Yes. I think the whole family should be counseled to understand that the patient needs both emotional and household support. It is very important for the family to understand that it is a difficult time for the patient (for a few hours after taking his medicines the patient feels bad), to understand its role, to understand which would be the best way to approach the sick person (because there are families that invalidate the patient, do not let him do anything). The family needs to know what to do to really help the patient.
How does the state support the TB patients and what kind of rights they offer to them?
If patients are socially assisted, they are relieved of the working hours, they have 100% paid sick leave, 365 days of sick leave, but if the employer does not approve…
What kind of extra support would the patients need?
Psychological counseling is very important. It would also need financial support, which would be good if it could be individualized. Some patients have the minimum wage on the workbook, and when they get into sick leave, they only have what they have on their workbook. Some have very high credits, others have no income. Support can also be in the form of food or free transport. Parents can be helped to enroll their children in kindergarten if they did not get in, or they might be helped to stop paying for school food tax and so on.
You’re here with them when they became noncontagious. They come from all over the country with a TB-MDR diagnosis and they became noncontagious while they are hospitalized here. What is their reaction??
They enormous enjoy the moment, especially those who became noncontagious much harder. They say that the two or three days before giving sputum (n.b. – the saliva test) and two or three days after, until the result comes, are like the days before an exam. They have expectations, they calculate how much they will have to take the treatment when they go home, how the treatment will works. A negative sputum means a lot and for each one it has a personal significance. Not everyone succeed after the first month, so they are disappointed, because they still have to wait. In the same situation are those who become noncontagious harder, in months. They need to be encouraged and is difficult to encourage them with statistical data, because you have no way to know it will works for them.

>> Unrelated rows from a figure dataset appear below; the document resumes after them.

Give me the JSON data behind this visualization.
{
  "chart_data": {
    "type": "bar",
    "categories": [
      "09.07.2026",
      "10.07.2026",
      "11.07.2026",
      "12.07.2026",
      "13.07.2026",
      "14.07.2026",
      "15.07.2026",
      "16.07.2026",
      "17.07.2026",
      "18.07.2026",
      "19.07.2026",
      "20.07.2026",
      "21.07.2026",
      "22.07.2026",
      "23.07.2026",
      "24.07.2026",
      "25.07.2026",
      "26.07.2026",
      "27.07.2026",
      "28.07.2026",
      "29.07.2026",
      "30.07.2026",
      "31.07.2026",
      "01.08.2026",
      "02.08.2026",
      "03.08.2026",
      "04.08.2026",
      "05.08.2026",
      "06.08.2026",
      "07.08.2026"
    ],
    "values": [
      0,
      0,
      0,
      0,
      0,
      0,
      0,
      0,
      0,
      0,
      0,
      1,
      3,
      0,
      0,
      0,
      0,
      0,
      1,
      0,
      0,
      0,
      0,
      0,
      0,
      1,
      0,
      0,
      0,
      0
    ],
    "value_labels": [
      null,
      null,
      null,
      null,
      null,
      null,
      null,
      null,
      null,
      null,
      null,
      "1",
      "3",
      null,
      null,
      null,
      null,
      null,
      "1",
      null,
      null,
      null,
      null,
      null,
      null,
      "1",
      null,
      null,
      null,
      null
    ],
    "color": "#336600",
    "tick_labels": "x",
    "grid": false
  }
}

With what kind of patients is the most difficult to work with as a psychologist?
I my opinion, the most difficult is to work with patients who come with extremely resistant tuberculosis (XDR). It is very hard, especially if they don’t become noncontagious.
“Sometimes patients who met each other in the hospital bind friendships for life.“
I have noticed that there are friendships in the hospital which, in some cases, take a long time.
This is indeed the characteristic of those with tuberculosis, compared to patients with other diseases. Bind friends, stay together, help, encourage, share food, money, everything they have. There are some poorer ones, some richer, but they encourage themselves and tell their life to each other. True friendships are bound in the hospital and the patients keep in touch with each other by phone calls also after they leave the hospital. They know how to support each other, because after all, somehow your family understands you, and otherwise you understand a person who goes through exactly what you’re going through. They also help each other with pills. For example, if a sick patient does not have pills for different reasons, calls someone who has and that person helps him with pills. Yes, they really help a lot each other, no just complain about their condition.
Those who are hospitalized for about three months, what makes them happy?
Things that make us happy too. Good food, a little fun, when they listen music and dance. They watch movies on laptop, goes out into town or park. The regular things. And, of course, those related to illness and admission: when they are visited by someone from home, when someone sends them something.